2. Validity of the Statements Recorded During the Survey: The Revenue's case relied heavily on statements recorded during a survey under Section 133A of the Act from various individuals associated with HHBRF. However, the Tribunal noted that these statements were not corroborated by any other evidence. Specifically, Mr. Kishan Bhawsinghka, a broker, denied the allegations made by HHBRF's founder director, Mr. Swapan Ranjan Dasgupta, and other individuals. The Tribunal highlighted that statements made during a survey do not have conclusive evidentiary value unless supported by corroborative evidence.
3. Entitlement to Cross-Examination of Witnesses: The Tribunal underscored the importance of cross-examination, stating that the assessee was not provided copies of the statements nor given the opportunity to cross-examine the individuals who made the statements. This was a significant flaw, as it violated the principles of natural justice. The Tribunal referenced the Hon'ble Supreme Court's decision in Andaman Timber Industries Ltd. vs. Commissioner of Central Excise, which held that not allowing cross-examination of witnesses whose statements were used as the basis for an order is a serious flaw that makes the order a nullity.

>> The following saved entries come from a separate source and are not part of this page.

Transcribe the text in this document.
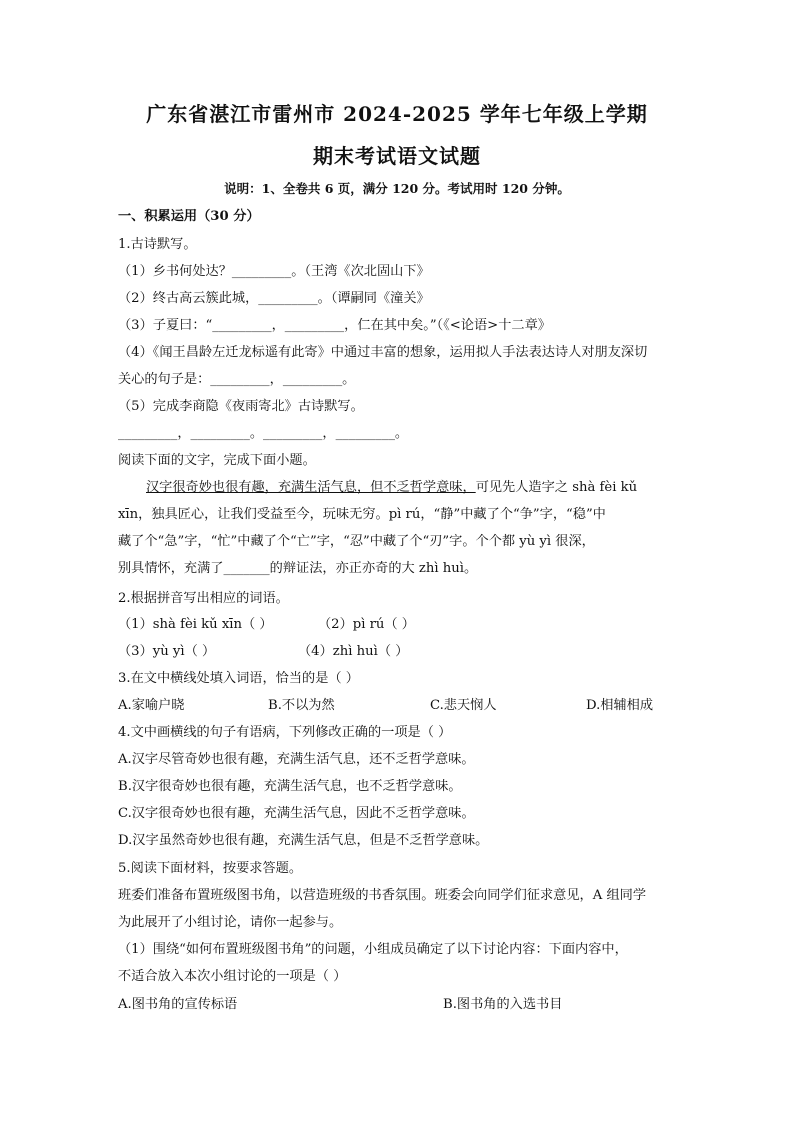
广东省湛江市雷州市 2024-2025 学年七年级上学期
期末考试语文试题
说明：1、全卷共 6 页，满分 120 分。考试用时 120 分钟。
一、积累运用（30 分）
1.古诗默写。
（1）乡书何处达？_________。（王湾《次北固山下》
（2）终古高云簇此城，_________。（谭嗣同《潼关》
（3）子夏曰：“_________，_________，仁在其中矣。”（《<论语>十二章》
（4）《闻王昌龄左迁龙标遥有此寄》中通过丰富的想象，运用拟人手法表达诗人对朋友深切
关心的句子是：_________，_________。
（5）完成李商隐《夜雨寄北》古诗默写。
_________，_________。_________，_________。
阅读下面的文字，完成下面小题。
汉字很奇妙也很有趣，充满生活气息，但不乏哲学意味，可见先人造字之 shà fèi kǔ
xīn，独具匠心，让我们受益至今，玩味无穷。pì rú，“静”中藏了个“争”字，“稳”中
藏了个“急”字，“忙”中藏了个“亡”字，“忍”中藏了个“刃”字。个个都 yù yì 很深，
别具情怀，充满了_______的辩证法，亦正亦奇的大 zhì huì。
2.根据拼音写出相应的词语。
（1）shà fèi kǔ xīn（ ）	（2）pì rú（ ）
（3）yù yì（ ）	（4）zhì huì（ ）
3.在文中横线处填入词语，恰当的是（ ）
A.家喻户晓	B.不以为然	C.悲天悯人	D.相辅相成
4.文中画横线的句子有语病，下列修改正确的一项是（ ）
A.汉字尽管奇妙也很有趣，充满生活气息，还不乏哲学意味。
B.汉字很奇妙也很有趣，充满生活气息，也不乏哲学意味。
C.汉字很奇妙也很有趣，充满生活气息，因此不乏哲学意味。
D.汉字虽然奇妙也很有趣，充满生活气息，但是不乏哲学意味。
5.阅读下面材料，按要求答题。
班委们准备布置班级图书角，以营造班级的书香氛围。班委会向同学们征求意见，A 组同学
为此展开了小组讨论，请你一起参与。
（1）围绕“如何布置班级图书角”的问题，小组成员确定了以下讨论内容：下面内容中，
不适合放入本次小组讨论的一项是（ ）
A.图书角的宣传标语	B.图书角的入选书目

4. Retrospective Cancellation of Approval under Section 35(1)(ii): The Tribunal discussed the provisions of the Explanation to Section 35(1)(ii), which states that the deduction should not be denied merely because the approval granted to the research association was withdrawn after the donation was made. The Tribunal found that the assessee made the donation when HHBRF's approval was valid, and thus, the deduction was in order. The Tribunal also noted that the Hon'ble Jurisdictional High Court had held that there was no power to cancel the registration retrospectively.
Conclusion: The Tribunal adopted the detailed reasoning from the previous decision in ITA No. 2346/Kol/2018 and directed the Assessing Officer to grant the deduction under Section 35(1)(ii) of the Act. The assessee's appeal was allowed, and the impugned disallowance of Rs. 35 lakhs was deleted. The order was pronounced in the Court on 31-01-2020.